My take: If you weren't excited about SQL Server 2012, you should certainly be excited about the next version of SQL Server.
SQL Server 2012 Parallel Data Warehouse
The new version, scheduled for H1 2013, will use Windows Server 2012 (Storage Spaces), updateable and clustered xVelocity Columnstore indexes, an updated distributed query processor, and offers totally redundant appliances with up to 40 nodes.
Christian Kleinerman comes up and demonstrates the new admin console and "insanely fast" queries. He does a COUNT(*) query over 294 billion rows (over 1 Petabyte) sub-second, and a much more complex query using the ColumnStore clustered index over the entire table returns in less than 2 seconds. Space savings with ColumnStore clustered index is 5x-15x.
PolyBase
New technology allowing users to query over both relational and Hadoop data through PDW. New syntax: <code>CREATE EXTERNAL TABLE … WITH (LOCATION = 'hdfs://…/whatever.tbl');</code> Then you can join against this Hadoop source just like you would any other table. More info at http://gsl.azurewebsites.net/Projects/Polybase.aspx
Excel 2013
Amir Netz comes up and talks about movies. Shocking. He demonstrates the ease of using PowerView, PowerPivot and insightful visualization within Excel. The first demo to get applause was turning the data into a map – a scrolling, zoomable map, with pie charts, tooltips and legends – again entirely inside Excel.

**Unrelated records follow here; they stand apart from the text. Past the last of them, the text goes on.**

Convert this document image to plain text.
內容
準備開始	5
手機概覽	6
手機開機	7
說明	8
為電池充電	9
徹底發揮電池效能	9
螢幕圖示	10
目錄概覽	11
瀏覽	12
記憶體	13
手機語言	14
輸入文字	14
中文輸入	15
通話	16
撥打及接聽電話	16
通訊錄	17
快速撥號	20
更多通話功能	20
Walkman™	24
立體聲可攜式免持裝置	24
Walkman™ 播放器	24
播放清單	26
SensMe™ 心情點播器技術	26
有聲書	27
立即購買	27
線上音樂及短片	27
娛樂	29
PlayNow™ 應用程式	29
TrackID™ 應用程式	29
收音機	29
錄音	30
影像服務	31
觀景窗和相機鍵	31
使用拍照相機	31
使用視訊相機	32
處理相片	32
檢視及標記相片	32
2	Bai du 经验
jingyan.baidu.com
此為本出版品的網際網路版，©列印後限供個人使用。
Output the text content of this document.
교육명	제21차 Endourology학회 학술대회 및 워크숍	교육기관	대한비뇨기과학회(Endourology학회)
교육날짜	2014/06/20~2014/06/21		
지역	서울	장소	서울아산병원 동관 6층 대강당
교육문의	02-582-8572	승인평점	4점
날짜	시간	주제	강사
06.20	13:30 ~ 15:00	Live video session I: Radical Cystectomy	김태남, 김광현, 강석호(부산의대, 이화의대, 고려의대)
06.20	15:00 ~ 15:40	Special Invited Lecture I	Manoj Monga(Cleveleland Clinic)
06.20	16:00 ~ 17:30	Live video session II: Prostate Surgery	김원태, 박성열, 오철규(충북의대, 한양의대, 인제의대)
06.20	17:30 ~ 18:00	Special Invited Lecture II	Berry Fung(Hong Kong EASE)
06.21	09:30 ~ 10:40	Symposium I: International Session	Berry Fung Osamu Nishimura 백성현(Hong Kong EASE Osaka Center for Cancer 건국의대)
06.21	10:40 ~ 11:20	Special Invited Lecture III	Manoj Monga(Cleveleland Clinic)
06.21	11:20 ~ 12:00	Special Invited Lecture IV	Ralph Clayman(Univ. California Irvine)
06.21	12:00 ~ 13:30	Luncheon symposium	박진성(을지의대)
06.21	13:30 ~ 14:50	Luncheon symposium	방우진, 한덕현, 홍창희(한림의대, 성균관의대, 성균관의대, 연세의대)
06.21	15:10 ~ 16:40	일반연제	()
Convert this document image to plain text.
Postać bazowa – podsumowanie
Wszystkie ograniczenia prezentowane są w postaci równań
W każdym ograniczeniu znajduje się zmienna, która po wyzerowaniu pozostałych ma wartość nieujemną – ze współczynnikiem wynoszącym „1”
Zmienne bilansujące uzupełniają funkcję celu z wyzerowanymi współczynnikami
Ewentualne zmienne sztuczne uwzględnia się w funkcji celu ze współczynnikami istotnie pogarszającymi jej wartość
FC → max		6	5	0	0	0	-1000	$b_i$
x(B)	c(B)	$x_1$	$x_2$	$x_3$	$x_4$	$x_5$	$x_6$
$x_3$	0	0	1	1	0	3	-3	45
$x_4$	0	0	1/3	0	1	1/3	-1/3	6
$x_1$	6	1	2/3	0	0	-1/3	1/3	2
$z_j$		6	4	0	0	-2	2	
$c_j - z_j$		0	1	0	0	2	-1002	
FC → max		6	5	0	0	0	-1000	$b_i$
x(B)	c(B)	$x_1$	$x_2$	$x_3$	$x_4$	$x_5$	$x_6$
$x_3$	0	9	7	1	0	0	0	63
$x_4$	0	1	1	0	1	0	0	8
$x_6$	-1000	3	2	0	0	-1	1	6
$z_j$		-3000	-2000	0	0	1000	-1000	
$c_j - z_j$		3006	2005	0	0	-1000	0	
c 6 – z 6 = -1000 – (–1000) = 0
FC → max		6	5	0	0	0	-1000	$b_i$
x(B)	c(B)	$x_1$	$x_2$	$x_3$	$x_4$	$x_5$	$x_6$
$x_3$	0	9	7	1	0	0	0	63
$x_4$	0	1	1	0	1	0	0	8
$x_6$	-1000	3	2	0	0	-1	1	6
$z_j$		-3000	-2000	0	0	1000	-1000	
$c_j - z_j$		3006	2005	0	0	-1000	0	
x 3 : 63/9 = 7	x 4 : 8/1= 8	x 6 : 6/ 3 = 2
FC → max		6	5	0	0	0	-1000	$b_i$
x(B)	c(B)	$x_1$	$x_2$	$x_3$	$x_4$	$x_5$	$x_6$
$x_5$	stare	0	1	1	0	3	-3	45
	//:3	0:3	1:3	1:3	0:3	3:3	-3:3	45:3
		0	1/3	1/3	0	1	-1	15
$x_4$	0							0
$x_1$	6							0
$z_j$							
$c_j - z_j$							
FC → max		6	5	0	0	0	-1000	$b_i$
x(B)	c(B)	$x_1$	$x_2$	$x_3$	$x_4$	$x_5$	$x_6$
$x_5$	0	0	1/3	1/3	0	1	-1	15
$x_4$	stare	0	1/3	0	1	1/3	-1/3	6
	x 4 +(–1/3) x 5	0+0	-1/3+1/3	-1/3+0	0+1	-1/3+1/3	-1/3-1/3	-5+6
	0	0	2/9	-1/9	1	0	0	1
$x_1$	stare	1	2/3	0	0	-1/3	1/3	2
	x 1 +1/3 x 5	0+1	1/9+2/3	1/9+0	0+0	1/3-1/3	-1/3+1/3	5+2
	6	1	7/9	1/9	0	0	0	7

Ted's high-level blog post about these announcements:
Also see Jen Stirrup's great overview post here:
http://www.jenstirrup.com/2012/11/microsoft-sql-server-2012-latest.html
Tableau Software
I work on our Professional Services team.We have Business Consultants that can help in several ways.Our company which is located in London, Here are some of services that we offerh.www.sqiar.com/solutions/technology/tableau/ Click on the link of that page to send us an email. We'd be happy to help. Professional Services Tableau Software
Will the sessions be available as on-demand videos online? I can't *wait* to take a look at the Hekaton feature.